If you had to start with one book on habits to be able to find many other good books, I would have to recommend this one.  It has references to no less that 12 other books and authors in the habit building space. (There are actually 17 books and 9 recommended articles).  I can even forgive him that three of the books he recommends are his own books.

Sunday, May 28, 2017

Life Jungle Gym Entry 1 - The Career Ladder vs The Life Jungle Gym.


In reading "Lean In" - by Sheryl Sandberg, she references Pattie Sellers metaphor: “Careers are a jungle gym, not a ladder.”  This got me thinking that maybe Pattie and Sheryl should expand this metaphor to all of life.

I will talk more about my thoughts on the life jungle gym later, but first, let me review the book so far.  I am only 50% of the way done with the book, and I am both saddened and happy that I have not found any new information.  As a male in a leadership role, I am always concerned that I am treating each of the people I work and interact with as individuals.  Just because someone falls into a particular group (male, female, engineer, sales, manager) does not mean they will all have the same needs, goals, or motivations.  This book has not changed my thought of that.  However it concerns me that even with the number of very successful women in society, many talked about in this book, it seems that women not only have the momentum of society to overcome but their own internal and peer group pressures.  I look forward to finishing the book to see what more can be, and has been, done.

The Life Jungle Gym

Getting back to the carrier ladder vs. the life jungle gym; there are just so many ways in which the latter is superior to the former. The metaphor of a ladder is apt, it can not stand on its own, it must be propped up against something.  When you climb a ladder you can only see 180°, but you are not even facing the view.  Someone focused on only climbing the career ladder is very one dimensional and, though they may have done interesting things, not very interesting as a human.

The jungle gym of life is much more engaging, you have more options. If someone is blocking your path you can go a different direction.  You can seem more, and your view is seldom blocked. You seldom have to wait for someone else to move up before you can advance. Nor do you have to remove them from above or watch that someone is looking to remove you from the ladder so they can move up.

I am not saying that a jungle gym life is a utopia.  You can still fall off.  Sideways is not up.  There will still be people above you. But it gives you options, choices, more control over your paths.


How do you make life more like a jungle gym? By taking risks, looking for opportunities, and going another way when the current path is blocked.  When a block happens, you can use the phrase "GOOD" by Jocko Willink.  Jocko is excellent at treating life like a jungle gym and seeing the opportunity in every "setback." To paraphrase him -

  • Get fired. Good. Now you can find a more challenging job.  
  • Don't get that promotion. Good. Now you can learn more in your current position
  • Spouse does not have dinner ready.  Good. You can learn more about sharing domestic responsibilities (Ok he never said this one, but having met him in person it seems to be line with his thought process)
Now Jocko is very different than Sheryl Sandberg, but they both are looking at different ways to be aggressive in your goals.  This does not mean pushing everyone over. This means "Leaning In" and "Getting After It." By being aggressive with your goals, not people, you will build strong legs on your jungle gym.

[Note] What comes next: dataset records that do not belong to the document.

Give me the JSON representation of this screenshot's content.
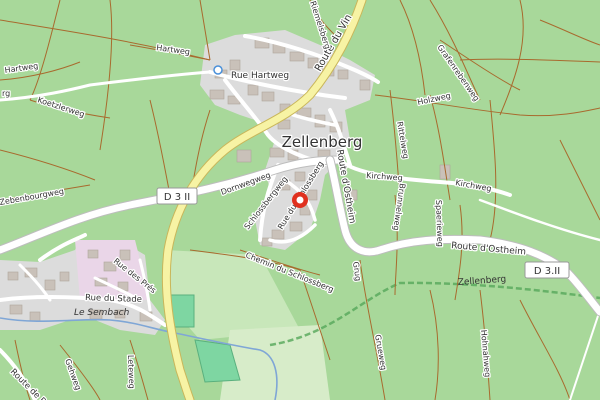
{
  "map": {
    "place": "Zellenberg",
    "roads": {
      "route_du_vin": "Route du Vin",
      "d3ii_left": "D 3 II",
      "d3ii_right": "D 3.II",
      "route_dostheim_east": "Route d'Ostheim",
      "route_dostheim_vertical": "Route d'Ostheim",
      "rue_hartweg": "Rue Hartweg",
      "hartweg_top": "Hartweg",
      "hartweg_left": "Hartweg",
      "rue_du_stade": "Rue du Stade",
      "rue_des_pres": "Rue des Prés",
      "route_de_ro": "Route de Ro",
      "riemelsberg": "Riemelsberg",
      "grafenreben": "Grafenrebenweg",
      "holzweg": "Holzweg",
      "kirchweg_mid": "Kirchweg",
      "kirchweg_east": "Kirchweg",
      "rittelweg": "Rittelweg",
      "brunnelweg": "Brunnelweg",
      "spaerieweg": "Spaerieweg",
      "dornwegweg": "Dornwegweg",
      "schlossbergweg": "Schlossbergweg",
      "chemin_du_schlossberg": "Chemin du Schlossberg",
      "rue_du_schlossberg": "Rue du Schlossberg",
      "koetzlerweg": "Koetzlerweg",
      "zebenbourgweg": "Zebenbourgweg",
      "grug": "Grug",
      "grueweg": "Grueweg",
      "hohnahweg": "Hohnahweg",
      "gehweg": "Gehweg",
      "leteweg": "Leteweg",
      "rg_fragment": "rg",
      "zellenberg_track": "Zellenberg"
    },
    "water": {
      "le_sembach": "Le Sembach"
    },
    "colors": {
      "vineyard": "#a8d89a",
      "vineyard_light": "#c8e7ba",
      "residential": "#dcdcdc",
      "building": "#c9c1b9",
      "main_road": "#f7f3a4",
      "main_road_casing": "#c9b65a",
      "track": "#a86a2e",
      "marker": "#e0301e",
      "river": "#7fa6d6",
      "pitch": "#7ed6a2",
      "railway": "#55a85a"
    },
    "marker_icon": "map-pin-icon"
  }
}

In contrast to a ladder that needs something to lean on.  A jungle gym can stand on its own due to the number of foundations and legs it has. Do you balance your love of your work with a vibrate home life? Do you even know where to start?  I am no expert, but  I always look at physical, mental, and mastery.


If you have a knowledge worker job that causes you to sit a lot, are you balancing that with regular exercise? Or better yet, an activity that you can talk about.  I am always fascinated by rock climbers, triathletes, other ballroom dancers, campers, hikers.  Basically, anyone that experiences a physical activity rather than just going to the local gym to do a physical activity.

Also, being in good shape makes people look at you more favorably.  It is not a pleasant fact, but it is true.  The more in shape you are, the better people assume you are at your job.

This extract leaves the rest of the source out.